The Large Displacement Unmanned Underwater Vehicle (LDUUV) program, recently introduced by the Office of Naval Research, is the military’s attempt to build a prototype of that machine. If the Navy can pack up such a drone with sensors and send it out into the sea for long periods of time, they can push “Navy platform sensing capability over the horizon and extend its influence,” the Office of Naval Research notes in its call for proposals.
Outgoing Chief of Naval Operations Admiral Gary Roughead, has been a big backer of sub bots. Back in November, he told Danger Room in November, that the Navy wants Unmanned Underwater Vehicles (UUVs) that can stay out longer. “I need something I can keep out for weeks, that can move in strong ocean currents, that can close distances quickly,” Roughead said. ONR aims to push its underwater drone endurance even further than that and “extend the current capability of these vehicles from tens of hours to operability of the system for weeks to months,” according to the recent announcement.

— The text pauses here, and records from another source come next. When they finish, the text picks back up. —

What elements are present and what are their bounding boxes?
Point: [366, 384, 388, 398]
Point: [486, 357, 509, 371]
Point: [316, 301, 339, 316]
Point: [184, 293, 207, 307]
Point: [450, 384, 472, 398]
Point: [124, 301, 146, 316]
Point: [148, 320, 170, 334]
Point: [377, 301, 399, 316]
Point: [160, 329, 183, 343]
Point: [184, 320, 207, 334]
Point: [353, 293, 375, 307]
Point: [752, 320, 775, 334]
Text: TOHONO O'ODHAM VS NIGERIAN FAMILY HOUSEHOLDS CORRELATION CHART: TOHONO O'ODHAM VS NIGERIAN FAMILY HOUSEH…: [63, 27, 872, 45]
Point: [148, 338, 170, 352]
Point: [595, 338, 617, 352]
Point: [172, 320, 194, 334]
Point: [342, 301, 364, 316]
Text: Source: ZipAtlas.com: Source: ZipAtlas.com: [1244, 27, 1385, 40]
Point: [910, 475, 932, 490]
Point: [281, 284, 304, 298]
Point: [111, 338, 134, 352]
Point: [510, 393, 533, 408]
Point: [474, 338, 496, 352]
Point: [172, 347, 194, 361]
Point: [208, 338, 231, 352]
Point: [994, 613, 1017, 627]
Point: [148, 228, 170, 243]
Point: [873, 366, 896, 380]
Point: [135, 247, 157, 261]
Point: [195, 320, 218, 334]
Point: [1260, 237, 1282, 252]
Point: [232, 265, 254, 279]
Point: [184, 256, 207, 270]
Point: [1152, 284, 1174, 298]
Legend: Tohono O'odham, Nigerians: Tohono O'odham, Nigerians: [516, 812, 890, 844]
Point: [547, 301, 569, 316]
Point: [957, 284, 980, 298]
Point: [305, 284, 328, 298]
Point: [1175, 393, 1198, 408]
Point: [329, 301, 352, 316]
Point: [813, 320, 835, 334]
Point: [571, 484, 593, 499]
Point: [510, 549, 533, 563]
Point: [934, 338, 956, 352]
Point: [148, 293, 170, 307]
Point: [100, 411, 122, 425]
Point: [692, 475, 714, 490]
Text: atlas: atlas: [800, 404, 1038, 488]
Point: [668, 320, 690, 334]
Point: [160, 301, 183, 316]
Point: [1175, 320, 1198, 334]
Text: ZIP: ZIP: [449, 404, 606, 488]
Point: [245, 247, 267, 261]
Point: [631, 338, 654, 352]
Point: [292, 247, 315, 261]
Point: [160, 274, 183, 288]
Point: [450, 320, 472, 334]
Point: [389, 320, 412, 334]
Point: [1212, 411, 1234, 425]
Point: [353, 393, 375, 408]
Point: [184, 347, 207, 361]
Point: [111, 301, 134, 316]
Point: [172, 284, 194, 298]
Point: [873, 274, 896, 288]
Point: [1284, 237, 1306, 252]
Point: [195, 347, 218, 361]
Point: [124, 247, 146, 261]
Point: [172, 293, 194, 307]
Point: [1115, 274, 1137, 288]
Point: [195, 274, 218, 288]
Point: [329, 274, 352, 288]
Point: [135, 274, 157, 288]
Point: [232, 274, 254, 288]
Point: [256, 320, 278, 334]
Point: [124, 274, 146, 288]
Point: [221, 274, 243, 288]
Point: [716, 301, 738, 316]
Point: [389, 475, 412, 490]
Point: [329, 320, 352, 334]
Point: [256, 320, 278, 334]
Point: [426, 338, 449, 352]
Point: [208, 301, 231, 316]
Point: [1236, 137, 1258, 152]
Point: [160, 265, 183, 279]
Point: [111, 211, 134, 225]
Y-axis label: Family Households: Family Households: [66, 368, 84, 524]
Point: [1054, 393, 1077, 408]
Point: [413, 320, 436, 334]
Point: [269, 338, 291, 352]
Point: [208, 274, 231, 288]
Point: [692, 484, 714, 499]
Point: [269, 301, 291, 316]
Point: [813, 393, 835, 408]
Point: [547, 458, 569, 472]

ONR has outlined a challenging course for the pier-launched LDUUV prototype’s undersea tests. It needs to stay out for more than two months (over 70 days) and “reach 40 prescribed waypoints within 5 hours of the approved plan and 50 [meters] of each waypoint.” To keep it swimming around that long, ONR is looking for “power reduction technologies” that can cut down on the “power of core system while maintaining the current capability.”